Pese a que la teórica clientela de la protesta se cuenta por decenas de millones de personas, fueron sólo unos cientos de miles las que se echaron a la calle, muchos menos que los que lo hicieron el 27 de marzo de 1997, cuando la situación no era tan mala. Tan sólo en San Petersburgo, la cuna de la revolución bolchevique, se rozó la cifra de 50.000 manifestantes, que marcharon hacia el palacio de Invierno como en el octubre rojo.

La protesta se extendió por toda Rusia, un inmenso territorio de nueve husos horarios, pero no dio la medida exacta de la rabia y la frustración que se siente hasta en el último confín. En Moscú, la marcha organizada por los sindicatos reunió tal vez a unas 10.000 personas frente a la Casa Blanca (la sede del Gobierno), un pequeño mar, o más bien un lago, de banderas azules, las de la nueva Rusia. La que tuvo lugar poco después en el mismo escenario organizada por el partido de Guennadi Ziugánov, tuvo aproximadamente la misma clientela y estuvo dominada por las banderas rojas con la hoz y el martillo.

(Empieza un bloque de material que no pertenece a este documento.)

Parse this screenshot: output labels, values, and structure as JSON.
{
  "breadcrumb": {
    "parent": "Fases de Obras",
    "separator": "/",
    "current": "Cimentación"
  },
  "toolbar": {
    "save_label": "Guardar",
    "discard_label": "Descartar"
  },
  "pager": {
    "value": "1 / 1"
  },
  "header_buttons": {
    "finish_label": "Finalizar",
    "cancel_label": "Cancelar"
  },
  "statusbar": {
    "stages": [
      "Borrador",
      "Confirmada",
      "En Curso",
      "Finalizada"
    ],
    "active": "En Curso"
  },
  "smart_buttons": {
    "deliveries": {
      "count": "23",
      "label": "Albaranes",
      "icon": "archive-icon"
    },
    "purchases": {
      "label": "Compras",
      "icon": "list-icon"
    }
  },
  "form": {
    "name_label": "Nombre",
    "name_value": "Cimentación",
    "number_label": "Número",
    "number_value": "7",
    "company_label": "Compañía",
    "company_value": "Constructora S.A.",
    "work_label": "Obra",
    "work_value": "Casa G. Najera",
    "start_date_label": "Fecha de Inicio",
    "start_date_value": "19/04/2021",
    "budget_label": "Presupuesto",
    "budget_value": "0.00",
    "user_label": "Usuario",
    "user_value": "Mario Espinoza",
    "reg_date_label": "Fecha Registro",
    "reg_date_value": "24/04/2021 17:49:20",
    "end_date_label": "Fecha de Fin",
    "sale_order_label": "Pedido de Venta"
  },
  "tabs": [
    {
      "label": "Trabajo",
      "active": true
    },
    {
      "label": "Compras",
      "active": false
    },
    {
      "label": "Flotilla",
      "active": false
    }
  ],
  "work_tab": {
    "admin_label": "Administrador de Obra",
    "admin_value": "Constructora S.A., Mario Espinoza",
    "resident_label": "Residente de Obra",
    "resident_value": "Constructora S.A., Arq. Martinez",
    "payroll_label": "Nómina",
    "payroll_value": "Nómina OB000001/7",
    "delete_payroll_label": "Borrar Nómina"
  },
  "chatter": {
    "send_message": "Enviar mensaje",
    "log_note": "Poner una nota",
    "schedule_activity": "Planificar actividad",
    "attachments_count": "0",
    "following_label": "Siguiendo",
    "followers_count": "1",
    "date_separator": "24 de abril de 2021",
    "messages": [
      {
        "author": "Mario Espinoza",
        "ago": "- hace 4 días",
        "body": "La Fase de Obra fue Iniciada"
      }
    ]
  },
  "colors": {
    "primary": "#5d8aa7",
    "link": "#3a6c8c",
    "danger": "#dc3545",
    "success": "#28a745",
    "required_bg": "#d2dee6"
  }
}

En ambos casos, el objetivo al que atacar no era un Gobierno con un jefe interino pendiente de la ratificación de la Duma (Cámara baja del Parlamento). Los gritos y las pancartas de "Yeltsin, no!" y un atáud con el nombre del presidente no dejaban ninguna duda de a quien se considera responsable de la penosa situación actual. Los sindicatos incluso son comprensivos con Serguéi Kiriyenko, el tecnócrata de 35 años y sin apenas experiencia política que el presidente se sacó de la manga tras destituir a su primer ministro durante cinco años, Víktor Chernomirdin.